INSÔNIA
Ele passeava sem rumo, simples, sentindo o chão sob seus pés descalços, toda a textura, o relevo veloz... Vez por outra, uma brisa desarrumava-lhe os cabelos negros. Naquele dia ele acordou e decidiu-se por uma vida adormecida. Queria verdadeiramente dormir até morrer, não como forma de suicídio, simplesmente a opção mesma de viver a sonhar. Apenas ser e estar acordado já não tinha mais sentido, qualquer que fosse. Para ele, tudo o que precisava saber, sentir, viver já se consumara. Agora era hora de dormir, para por os sonhos em prática. Ou talvez fosse o contrário, quem sabe?
Enquanto suas pernas pensavam, sua cabeça se esvaziava, e foi seguindo assim, até que se viu adormecido, imóvel, ouvindo a própria respiração, o ritmo cardíaco, o sangue circulando por veias e artérias, os pelos do corpo arrepiando-se, ao mesmo tempo em percebia-se em pleno movimento aleatório, livre dos caminhos caminhados.
Pessoas começaram a cruzar-lhe o caminho, ou talvez o caminho começasse a cruzar as pessoas, tudo ao mesmo tempo, como numa irrealidade concreta, uma dúvida incerta. A possibilidade de ser escolhido como uma escolha e ser esquecido tacitamente. Sem direção ou sentido, apenas a sensação do que se lhe apresentava ou desviava, nada além de nada.
Diálogos possíveis, conheceres e reconheceres, imagens e sons inéditos, tudo cabe, tudo se faz imune, impune, e o lume também enegrece, parte da parte que não se sabe. Durante instantes imensuráveis pode vivenciar momentos aparentemente previstos.
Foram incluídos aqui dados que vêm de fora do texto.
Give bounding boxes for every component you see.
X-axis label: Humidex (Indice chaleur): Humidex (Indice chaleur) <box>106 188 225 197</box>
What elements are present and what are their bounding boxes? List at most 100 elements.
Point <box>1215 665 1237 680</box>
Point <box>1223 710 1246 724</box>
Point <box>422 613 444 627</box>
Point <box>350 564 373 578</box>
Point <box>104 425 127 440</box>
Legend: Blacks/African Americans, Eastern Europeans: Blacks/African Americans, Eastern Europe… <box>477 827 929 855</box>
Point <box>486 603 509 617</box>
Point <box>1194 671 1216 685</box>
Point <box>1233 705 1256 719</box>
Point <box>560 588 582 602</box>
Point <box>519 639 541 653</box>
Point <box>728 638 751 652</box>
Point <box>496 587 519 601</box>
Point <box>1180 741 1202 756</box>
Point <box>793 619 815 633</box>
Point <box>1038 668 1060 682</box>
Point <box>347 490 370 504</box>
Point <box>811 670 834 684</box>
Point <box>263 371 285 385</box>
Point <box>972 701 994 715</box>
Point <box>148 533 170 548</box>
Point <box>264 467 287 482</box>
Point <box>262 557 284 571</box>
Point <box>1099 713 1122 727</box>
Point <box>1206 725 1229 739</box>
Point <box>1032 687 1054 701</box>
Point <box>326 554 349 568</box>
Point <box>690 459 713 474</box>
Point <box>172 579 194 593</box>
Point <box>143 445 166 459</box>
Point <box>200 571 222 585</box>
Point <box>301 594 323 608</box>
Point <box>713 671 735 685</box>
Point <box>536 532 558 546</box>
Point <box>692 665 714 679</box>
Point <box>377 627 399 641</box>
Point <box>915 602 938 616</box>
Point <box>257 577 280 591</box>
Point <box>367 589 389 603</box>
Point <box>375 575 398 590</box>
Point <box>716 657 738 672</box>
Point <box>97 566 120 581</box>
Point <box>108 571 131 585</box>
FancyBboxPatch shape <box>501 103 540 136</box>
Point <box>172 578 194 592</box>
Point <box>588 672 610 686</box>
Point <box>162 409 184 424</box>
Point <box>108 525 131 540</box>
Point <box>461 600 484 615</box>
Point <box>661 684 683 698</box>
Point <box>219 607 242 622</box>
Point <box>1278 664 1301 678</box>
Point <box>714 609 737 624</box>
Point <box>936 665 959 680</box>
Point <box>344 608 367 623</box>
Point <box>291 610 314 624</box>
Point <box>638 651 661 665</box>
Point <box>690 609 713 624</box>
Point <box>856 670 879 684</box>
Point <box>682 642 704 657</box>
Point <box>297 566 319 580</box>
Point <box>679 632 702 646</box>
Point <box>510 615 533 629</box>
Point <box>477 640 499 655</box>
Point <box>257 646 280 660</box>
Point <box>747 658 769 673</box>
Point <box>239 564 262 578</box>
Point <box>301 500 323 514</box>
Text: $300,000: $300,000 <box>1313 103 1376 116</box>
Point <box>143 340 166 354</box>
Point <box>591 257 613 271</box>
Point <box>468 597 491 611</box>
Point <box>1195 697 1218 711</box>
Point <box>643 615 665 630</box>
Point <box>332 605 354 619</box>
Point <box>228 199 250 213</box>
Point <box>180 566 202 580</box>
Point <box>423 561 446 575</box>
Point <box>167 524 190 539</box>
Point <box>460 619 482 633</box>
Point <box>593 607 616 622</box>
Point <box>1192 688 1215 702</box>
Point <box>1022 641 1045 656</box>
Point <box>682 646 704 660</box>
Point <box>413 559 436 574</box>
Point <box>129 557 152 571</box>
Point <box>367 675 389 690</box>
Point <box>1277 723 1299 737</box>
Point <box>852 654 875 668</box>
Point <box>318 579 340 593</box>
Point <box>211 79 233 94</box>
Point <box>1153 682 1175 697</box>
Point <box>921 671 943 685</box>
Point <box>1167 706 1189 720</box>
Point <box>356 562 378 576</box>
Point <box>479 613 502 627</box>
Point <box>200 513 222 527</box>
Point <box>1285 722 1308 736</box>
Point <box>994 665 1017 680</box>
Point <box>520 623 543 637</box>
Mas o que realmente importa é a percepção de que tudo se encaixa a uma nova forma de olhar aquilo que é e não é, sem juízos, sem valores.
Pensou então sobre o que já disse o poeta, “viver é melhor que sonhar”; mas sonhar não é também parte do viver? A própria questão em si já se faz resposta, ao mesmo tempo em que desfaz e renova a dúvida. A consciência de si já traz em seu bojo a própria inconsistência.
E nada mais há que se dizer. O cabo do corpo é o porto.